USAID. BUR. FOR PROGRAM AND POLICY COORDINATION. OFC. OF EVALUATION
Unlike health, education, or nutrition projects, rural electrification (RE) projects do not directly benefit the poor and have thus been de-emphasized in recent development assistance programs.
Tendler, Judith · 1979

Abstract
RE projects can, however, promote integrated rural development significantly by encouraging productive and municipal, as well as traditional household, electricity usages. In this paper, a justification for increased attention to RE projects is made based on these additional usages and issues are identified for further exploration. The author notes that RE planners generally tend to seek replication of the successful Philippine RE project, which strongly favored household consumption. Various issues are examined for their impact on the rural poor. These include the choice of rate mechanisms (meter or flat); lowered rates for high-volume users; beneficiaries and cost-effectiveness of RE projects; preference of the consumer for wood in cooking; economic drawbacks to the use of electricity; and the superiority of independent over central station generation. The author concludes that an RE project is not justified on the basis of household consumption alone; most often the poorest members of the community cannot take advantage of the benefits offered by household electricity.

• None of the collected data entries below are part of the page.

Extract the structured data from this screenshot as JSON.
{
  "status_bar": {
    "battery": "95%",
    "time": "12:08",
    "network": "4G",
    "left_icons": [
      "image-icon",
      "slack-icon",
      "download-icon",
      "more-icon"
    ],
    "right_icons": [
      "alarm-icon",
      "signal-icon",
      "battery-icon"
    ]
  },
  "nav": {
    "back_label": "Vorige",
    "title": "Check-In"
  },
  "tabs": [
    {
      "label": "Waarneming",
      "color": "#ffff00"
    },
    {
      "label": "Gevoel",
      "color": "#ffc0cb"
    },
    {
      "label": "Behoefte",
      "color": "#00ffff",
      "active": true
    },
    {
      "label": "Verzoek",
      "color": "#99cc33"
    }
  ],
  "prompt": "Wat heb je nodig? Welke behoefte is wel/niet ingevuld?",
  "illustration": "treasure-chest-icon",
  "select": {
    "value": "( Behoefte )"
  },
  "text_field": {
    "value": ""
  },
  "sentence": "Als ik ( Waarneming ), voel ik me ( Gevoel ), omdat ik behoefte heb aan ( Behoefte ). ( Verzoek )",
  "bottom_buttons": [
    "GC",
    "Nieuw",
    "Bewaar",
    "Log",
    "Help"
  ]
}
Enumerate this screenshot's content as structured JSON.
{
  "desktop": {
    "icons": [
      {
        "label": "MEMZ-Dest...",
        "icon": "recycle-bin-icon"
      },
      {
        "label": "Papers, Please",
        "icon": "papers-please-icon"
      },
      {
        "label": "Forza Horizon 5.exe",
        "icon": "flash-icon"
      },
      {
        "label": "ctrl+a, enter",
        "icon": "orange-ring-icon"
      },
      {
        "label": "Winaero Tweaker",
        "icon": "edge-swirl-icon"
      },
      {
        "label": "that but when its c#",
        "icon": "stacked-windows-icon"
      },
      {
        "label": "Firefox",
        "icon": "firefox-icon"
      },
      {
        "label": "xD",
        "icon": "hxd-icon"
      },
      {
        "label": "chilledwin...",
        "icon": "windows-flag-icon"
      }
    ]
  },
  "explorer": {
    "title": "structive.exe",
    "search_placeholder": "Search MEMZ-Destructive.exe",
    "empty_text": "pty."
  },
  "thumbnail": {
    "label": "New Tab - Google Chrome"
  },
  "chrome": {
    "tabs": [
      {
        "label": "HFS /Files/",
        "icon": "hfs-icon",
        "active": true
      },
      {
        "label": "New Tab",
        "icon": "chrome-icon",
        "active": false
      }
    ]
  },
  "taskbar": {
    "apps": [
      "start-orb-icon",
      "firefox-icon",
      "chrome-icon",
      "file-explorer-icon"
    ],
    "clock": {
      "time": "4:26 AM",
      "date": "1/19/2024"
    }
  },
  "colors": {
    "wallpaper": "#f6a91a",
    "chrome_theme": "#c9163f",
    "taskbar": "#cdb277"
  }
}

They can benefit much more significantly from the increase in employment which accompanies RE use by producers and from the increase in public services resulting from RE's municipal use. A.I.D. should investigate means of encouraging employment generation in RE projects, e.g., by providing credit and technical assistance to small industries. A.I.D. should also identify public services which are electricity-dependent, such as clinics and schools, and link provision of RE projects with extension of these services. The author also recommends the creation of a central A.I.D. office to promote local (rather than international) suppliers for the equipment and labor demands of infrastructure projects and favors an AID-supported central fund to promote local cooperatives and autogeneration projects. A 94-item bibliography (1966-78) is attached.